Work on the barrier is expected to resume first in the areas surrounding Jerusalem and Bethlehem, in particular around the Gush Etzion settlement bloc, where Battir is located.
|If you cut the land of Battir with a wall, you destroy the peace, the cultural heritage and our economy.|
Challenging the barrier
“The barrier around Battir is on the Green Line so Israel shouldn’t have legal problems [resuming construction there]. However, its impact on the community will be especially severe and would involve the loss of an historical site,” Sarit Michaeli, spokeswoman of the Israeli NGO B’Tselem, told IRIN.
“The solution is simple,” Nasser said. “Build the wall on the Israeli side of the railway track.” This way, he added, the villagers would have continued access to about 300 hectares of land used for agriculture important to their livelihoods.
“I know that this doesn’t make me rich, but I am selling vegetables in Jerusalem once every week,” said an elderly woman picking mint on her family’s land on the Israeli side of the tracks. “It’s my income.”
The effect that the barrier has on farmers has been widely documented, as UNRWA reports farmers impacted by the wall usually face drops in their annual harvest of up to 60 percent.
Legal complaints like Battir’s were often accompanied by popular protests in other villages, which, in cases like in Budrus and Bil’in, eventually succeeded in moving the barrier.
“We want to solve this issue in the peaceful way, in the courts,” Badir said, adding: “If you cut the land of Battir with a wall, you destroy the peace, the cultural heritage and our economy.”
Public support for the barrier
When then Israeli Prime Minister Ariel Sharon announced the plan to build the West Bank barrier in 2002, it was widely supported as a response to a wave of suicide bombings by Palestinians against Israeli civilians during the Second Intifada. In October 2003, the barrier was backed with 83 percent support among a sample of Jewish Israelis, according to The Peace Index, an ongoing survey mapping Israeli opinion on issues relating to the Israeli-Palestinian conflict.

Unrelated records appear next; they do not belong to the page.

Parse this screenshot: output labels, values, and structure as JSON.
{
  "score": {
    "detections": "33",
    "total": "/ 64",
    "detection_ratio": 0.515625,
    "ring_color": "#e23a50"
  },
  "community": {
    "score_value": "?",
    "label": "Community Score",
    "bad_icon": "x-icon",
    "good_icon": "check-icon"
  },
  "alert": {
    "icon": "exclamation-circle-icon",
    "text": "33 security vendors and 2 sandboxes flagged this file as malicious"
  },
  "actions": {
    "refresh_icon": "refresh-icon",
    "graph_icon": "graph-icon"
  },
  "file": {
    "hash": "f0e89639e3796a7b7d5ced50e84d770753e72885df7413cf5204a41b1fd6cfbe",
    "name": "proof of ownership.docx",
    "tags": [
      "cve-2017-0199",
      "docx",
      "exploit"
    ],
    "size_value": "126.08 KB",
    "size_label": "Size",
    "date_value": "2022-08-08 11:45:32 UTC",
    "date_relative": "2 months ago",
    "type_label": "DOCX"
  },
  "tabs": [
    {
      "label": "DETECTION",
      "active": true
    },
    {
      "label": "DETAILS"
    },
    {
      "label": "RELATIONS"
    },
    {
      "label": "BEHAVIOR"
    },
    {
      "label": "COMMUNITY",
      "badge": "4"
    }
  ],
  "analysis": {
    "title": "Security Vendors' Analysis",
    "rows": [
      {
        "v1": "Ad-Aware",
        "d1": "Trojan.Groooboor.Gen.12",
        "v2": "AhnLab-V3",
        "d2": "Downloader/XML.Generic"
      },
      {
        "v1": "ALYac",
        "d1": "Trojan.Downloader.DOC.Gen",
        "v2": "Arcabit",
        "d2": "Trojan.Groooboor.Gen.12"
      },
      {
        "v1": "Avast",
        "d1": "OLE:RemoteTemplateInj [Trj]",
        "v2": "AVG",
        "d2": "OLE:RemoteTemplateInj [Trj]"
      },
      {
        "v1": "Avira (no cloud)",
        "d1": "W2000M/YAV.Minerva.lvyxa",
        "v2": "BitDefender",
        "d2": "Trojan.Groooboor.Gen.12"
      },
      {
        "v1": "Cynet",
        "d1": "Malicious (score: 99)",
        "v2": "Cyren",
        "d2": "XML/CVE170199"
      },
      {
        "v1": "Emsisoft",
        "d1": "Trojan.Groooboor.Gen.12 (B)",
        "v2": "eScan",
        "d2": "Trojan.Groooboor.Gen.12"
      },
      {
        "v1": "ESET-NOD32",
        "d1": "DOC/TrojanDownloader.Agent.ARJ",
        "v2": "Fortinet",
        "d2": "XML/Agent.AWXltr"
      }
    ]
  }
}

Security remains the main reason the Israeli government endorses the barrier. “The fence is built only for reasons of security. Before the terror, there was no fence. It was a reaction, a reaction against terror,” Josh Hantman, spokesman of the Israeli Ministry of Defence, told IRIN.
“A majority still believes that the barrier was responsible for the improvement in the security situation, and not steps taken by the Palestinians,” said Dahlia Scheindlin, an Israeli public opinion expert and analyst. But Israelis would also support the barrier for other reasons, she said. “The basic feeling among (Jewish) Israelis remains that separation is the only way for a regular life here.”
In the last survey Scheindlin conducted in 2007, 59 percent of Jewish Israelis believed the barrier had improved the security situation, but 31 percent said that the barrier makes the situation more difficult for Palestinians and could ultimately worsen security.
While the Israeli government has highlighted in the past that the barrier drastically reduced Palestinian attacks in Israel, media reports and OCHA pointed out that some 15,000 Palestinians continued to enter Israel without permits on a daily basis in 2011, suggesting other factors contribute to the reduced violence.
Even the Israeli army’s chief architect of the barrier’s route, Danny Tirza, recently said that the reduction in attacks and sense of security restored in Israel cannot be attributed solely to the barrier, but “has been achieved through the combined efforts of all the parties concerned.”